La thermographie infrarouge : un outil prometteur pour évaluer le stress ? - La Semaine Vétérinaire n° 1785 du 09/11/2018
La Semaine Vétérinaire n° 1785 du 09/11/2018

CONFÉRENCE

PRATIQUE MIXTE

Formation

Auteur(s) : TANIT HALFON  

En se basant sur des évaluations comportementales, et rarement des réactions physiologiques, l’évaluation de la douleur manque actuellement d’éléments objectifs. Pour remédier à cette lacune, des praticiens vétérinaires du réseau Cristal ont décidé de tester la thermographie infrarouge1 en élevage cunicole, afin d’évaluer une douleur de forte et de très faible intensité, à savoir un tatouage auriculaire à la pince et l’injection sous-cutanée d’un vaccin huileux (versus d’un sérum physiologique). Pour ce faire, ils ont constitué deux groupes de lapins. Dans le premier, 30 lapins ont été tatoués et filmés à l’aide d’une caméra thermique de type Trotec® EC060V. Dans le deuxième, 80 lapins ont été soumis soit à une injection vaccinale avec adjuvant huileux (40), soit à une injection de même volume de sérum physiologique (40) et filmés à l’aide d’une caméra thermique de type Flir® B50. Avec cette expérimentation, l’idée est, in fine, de se diriger vers des modes d’élevage compatibles avec la demande sociétale et économiquement viables.

Captation de la douleur aiguë

L’évaluation comportementale permet d’objectiver facilement une douleur intense. Sont ainsi observés des vocalises, du bruxisme, une prostration, de l’anorexie et des anomalies posturales. Malgré tout, pour valider l’intérêt de la thermographie infrarouge, un premier groupe de lapins âgés de 4 semaines est soumis à une douleur aiguë. L’expérience consiste à sortir chaque animal de sa cage pour réaliser une image thermographique de la cornée. Le lapin est ensuite tatoué à la pince, opération suivie immédiatement de la prise d’une seconde image thermographique. Les images révèlent qu’avant tatouage, la température moyenne s’élève à 32,5 °C. Elle monte à 39,6 °C après tatouage, la différence étant statistiquement significative. Ces résultats montrent donc que la thermographie est capable de détecter une douleur aiguë immédiatement après un stimulus douloureux.
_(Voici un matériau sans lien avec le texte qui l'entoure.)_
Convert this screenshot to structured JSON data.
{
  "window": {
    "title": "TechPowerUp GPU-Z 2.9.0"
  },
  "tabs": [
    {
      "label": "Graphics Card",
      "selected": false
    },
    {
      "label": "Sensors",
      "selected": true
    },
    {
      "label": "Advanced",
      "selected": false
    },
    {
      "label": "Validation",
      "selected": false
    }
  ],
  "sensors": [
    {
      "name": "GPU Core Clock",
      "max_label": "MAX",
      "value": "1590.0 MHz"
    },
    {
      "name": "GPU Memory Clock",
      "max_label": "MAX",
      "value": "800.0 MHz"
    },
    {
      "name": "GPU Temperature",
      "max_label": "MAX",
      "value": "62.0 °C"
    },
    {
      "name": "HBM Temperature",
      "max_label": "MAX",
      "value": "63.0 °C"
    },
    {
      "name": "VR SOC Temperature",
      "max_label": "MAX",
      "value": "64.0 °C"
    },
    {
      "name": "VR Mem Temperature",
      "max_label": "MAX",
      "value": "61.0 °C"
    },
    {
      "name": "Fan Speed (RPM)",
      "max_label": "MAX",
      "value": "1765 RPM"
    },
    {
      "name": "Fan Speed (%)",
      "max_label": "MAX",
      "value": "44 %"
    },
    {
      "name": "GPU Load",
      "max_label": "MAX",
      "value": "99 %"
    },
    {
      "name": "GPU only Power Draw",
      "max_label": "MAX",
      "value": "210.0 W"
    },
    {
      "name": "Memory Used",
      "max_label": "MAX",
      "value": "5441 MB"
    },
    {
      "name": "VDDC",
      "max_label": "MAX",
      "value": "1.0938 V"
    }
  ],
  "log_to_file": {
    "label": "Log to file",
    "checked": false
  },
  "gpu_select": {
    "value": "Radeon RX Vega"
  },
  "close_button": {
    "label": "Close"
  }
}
Pas de détection des douleurs faibles

Dans le deuxième groupe, le test est réalisé sur des lapins âgés de 5 semaines. Avant injection, les températures cornéennes sont homogènes en intra- et intergroupes, à savoir 35,10 °C pour le groupe vaccin huileux et 35,01 °C pour le groupe sérum physiologique. Après injection, les températures restent homogènes et globalement similaires à celles d’avant l’injection : 35 °C pour le groupe vaccin huileux et 34,93 °C pour l’autre. Ces résultats indiquent que l’outil n’est pas adapté pour une évaluation d’une douleur faible. Pour autant, il est à noter que l’injection est réalisée entre les omoplates, et est précédée d’un pincement de la peau au même endroit pour extraire le lapin de sa cage. Or, cette contention déclenche chez une proie une inhibition des stimuli douloureux, rendant probablement intéressante la réalisation d’une nouvelle étude dans laquelle l’injection est réalisée par voie intramusculaire profonde à la cuisse. Pour les praticiens, l’outil reste tout de même prometteur pour étudier le stress des lapins d’élevage, notamment car ces espèces sont de petite taille rendant difficile la mesure de paramètres physiologiques comme la fréquence cardiaque ou respiratoire.

1 La thermographie infrarouge se base sur la mesure de l’émission de la chaleur corporelle d’un individu.

Bernadette Le Normand Vétérinaire à la Commission cunicole de la SNGTV. Article rédigé d’après une conférence faite lors des journées nationales des GTV à Nantes (Loire-Atlantique), du 16 au 18 mai 2018.